Dans la cité carolo, la venue des industries a totalement changé la vie des habitants. Les femmes, elles, étaient soit femmes aux foyers, soit avaient réussi à trouver une place dans les usines. « Elles avaient l’avantage sur les hommes d’être plus dociles et habiles avec leurs doigts. Il y avait donc des postes spéciaux qu’elles seules pouvaient exercer. »
La guerre a également poussé les femmes à devoir travailler : manque de personnel pour faire tourner les entreprises et manque d’argent pour subvenir aux besoins de leur famille.
« Je trouvais ça normal que mon mari travaille et pas moi »
Christiane a 82 ans. Elle a travaillé de ses 16 à 19 ans en tant que vendeuse dans un magasin de chaussures. Elle s’est ensuite mariée et a eu son fils à 20 ans. Bénéficiant d’une situation confortable, « une belle villa dans la campagne ici à côté de Charleroi, avec un grand jardin », elle n’a pas ressenti le besoin de trouver un emploi par la suite. Ce n’est qu’en 1976 qu’elle a repris une librairie, un projet réalisé avec son second mari. En tout, elle n’aura eu qu’une courte vie professionnelle.

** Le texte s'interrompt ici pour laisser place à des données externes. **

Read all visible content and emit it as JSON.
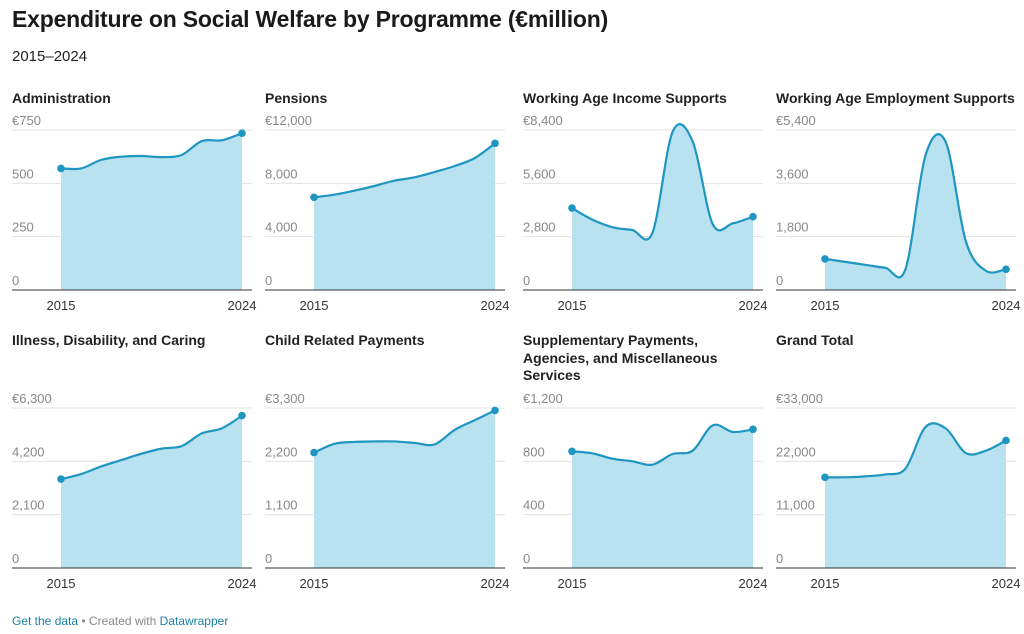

Nous avons rencontré Christiane à la Brasserie des Colonnades. Cet endroit était autrefois situé sur la Place Albert Ier, actuellement un des plus gros chantiers destiné à embellir le centre-ville. Nous l’avons abordé un peu par hasard, lorsqu’elle dégustait sa bière brune à l’heure de l’apéro, avec une cousine. C’est avec plaisir qu’elle a accepté de nous accorder de son temps, trois jours plus tard.
Ce qu’on retiendra d’elle ? Une femme coquette, qui marche la tête haute dans les rues de Charleroi, et qui retrouve ses copines chaque vendredi pour un petit resto : « Il faut bien se faire plaisir aussi. » Ce qui la tient en forme ? Elle est active dans des clubs de sport, de voyages et dans l’organisation de repas avec d’autres personnes âgées. « Il ne faut pas se ramollir ! Quand je vois certaines personnes, plus jeunes que moi, mon Dieu ! Je suis vraiment bien comparé à elles ! »
« J’arrive tous les jours au boulot avec le sourire »
Heleni, 60 ans, travaille depuis l’âge de 16 ans dans les galleries de l’Inno. Elle a débuté en tant que caissière chez Prix bas », magasin qui a été repris dans ces galeries par la suite. D’années en années, elle a voyagé entre différents rayons : « Tout me plaît, tant que je rencontre des gens. » Elle s’est finalement arrêtée à celui de la parfumerie, où elle est actuellement chef.
Le travail, c’est presque toute sa vie. Elle aime ce qu’elle fait et essaye de transmettre cet amour du métier aux jeunes recrues qu’elle voit arriver tous les jours dans « son » magasin. Elle est connue de tous ici, au même titre que le directeur de l’entreprise.
Entrée dans les syndicats dès son plus jeune âge, elle a insisté sur le fait qu’elle a passé des heures à défendre les travailleurs, leurs horaires, leurs salaires. « Mes journées ne s’arrêtaient pas à l’heure de fermeture du magasin. Je me rendais ensuite à des réunions syndicales, à des formations pour améliorer le service et l’organisation de notre travail, je rentrais tard chez moi. C’était un choix, je ne m’en suis jamais plaint. »
Ce qu’on retiendra d’elle ? Une combattante, tant au travail que dans sa vie privée. Mais surtout… Un récit de vie qui booste, qui nous donne le sourire aux lèvres, qui nous transmet son amour pour la vie. Et pourtant, c’est Heleni qui nous a remerciés de lui avoir accordé de notre temps pour lui poser toutes ces questions.